Not only will Gavin graduate as valedictorian of his class later this month, but he's risen to the top in so many ways, including community service and leadership roles on the student council and with service clubs. His integrity and respect are often cited when people talk about him.
But what makes this a real story is that Gavin was homeless twice in his 18 years, dealing with his parents' alcoholism. He and a brother lived with his mother in a homeless shelter in Nebraska for awhile; six years ago they moved in with their father near St. Mary's Glacier.
Determined not to become a homeless boy who would grow up to be a homeless person, Gavin applied himself at school and became involved in numerous extra-curricular activities, channeling his energy into helping others.

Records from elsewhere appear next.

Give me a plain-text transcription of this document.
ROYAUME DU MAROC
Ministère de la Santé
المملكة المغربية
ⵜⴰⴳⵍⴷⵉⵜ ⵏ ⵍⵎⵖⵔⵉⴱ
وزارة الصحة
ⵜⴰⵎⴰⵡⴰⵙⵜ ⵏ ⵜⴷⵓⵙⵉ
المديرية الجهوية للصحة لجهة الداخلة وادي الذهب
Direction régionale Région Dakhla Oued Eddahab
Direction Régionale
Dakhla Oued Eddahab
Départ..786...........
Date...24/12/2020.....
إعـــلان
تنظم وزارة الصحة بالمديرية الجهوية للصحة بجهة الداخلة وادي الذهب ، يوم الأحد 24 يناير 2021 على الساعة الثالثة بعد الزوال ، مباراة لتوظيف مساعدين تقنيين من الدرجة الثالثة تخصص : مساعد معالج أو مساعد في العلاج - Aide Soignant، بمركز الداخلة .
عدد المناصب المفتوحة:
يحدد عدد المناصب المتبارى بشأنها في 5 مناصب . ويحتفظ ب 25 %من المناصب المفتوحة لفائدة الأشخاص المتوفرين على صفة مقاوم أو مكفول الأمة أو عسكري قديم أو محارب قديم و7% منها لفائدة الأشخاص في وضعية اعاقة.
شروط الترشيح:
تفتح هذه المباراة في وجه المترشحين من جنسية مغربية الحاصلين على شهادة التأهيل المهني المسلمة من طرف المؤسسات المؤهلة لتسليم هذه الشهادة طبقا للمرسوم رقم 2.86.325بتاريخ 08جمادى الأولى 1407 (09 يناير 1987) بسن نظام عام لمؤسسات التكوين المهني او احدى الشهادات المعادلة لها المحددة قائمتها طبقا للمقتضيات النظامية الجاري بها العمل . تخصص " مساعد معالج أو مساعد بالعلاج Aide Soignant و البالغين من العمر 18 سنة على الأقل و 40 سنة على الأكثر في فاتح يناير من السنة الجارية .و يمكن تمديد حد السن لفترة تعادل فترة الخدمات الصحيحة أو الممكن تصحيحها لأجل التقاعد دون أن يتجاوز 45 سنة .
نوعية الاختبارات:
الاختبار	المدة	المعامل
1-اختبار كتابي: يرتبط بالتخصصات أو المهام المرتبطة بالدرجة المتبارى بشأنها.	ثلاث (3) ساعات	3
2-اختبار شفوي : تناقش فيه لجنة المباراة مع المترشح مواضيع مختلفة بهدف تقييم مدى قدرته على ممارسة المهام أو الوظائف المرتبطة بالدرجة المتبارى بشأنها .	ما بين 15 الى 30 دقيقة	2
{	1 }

Gavin's worked two jobs a week since he was a Freshman, helping to pay the rent. His dad, who suffered from diabetes, was blind and unable to work. But he found his father dead in December, and Gavin was evicted two days later because the $600/month he'd been giving his dad to pay the rent had been used to buy alcohol instead.
He was homeless again.
Because Gavin had already turned 18, the coroner treated him as an adult, not offering the kind of resources or support that would have been offered to a teenager who'd not yet passed 17. Between his older brother who was attending college on the Western Slope and relatives in Fort Collins, they helped him piece together what would become his final semester in high school. Teachers and others aware of his situation pitched in to help him keep on track. He attributes his rise above adversity in large part to the people in Clear Creek County who helped him persevere.
The National Honor Society scholarship is for $20,125. Gavin plans to attend New York University where he will major in nursing thanks to a four-year full-tuition scholarship from NYU.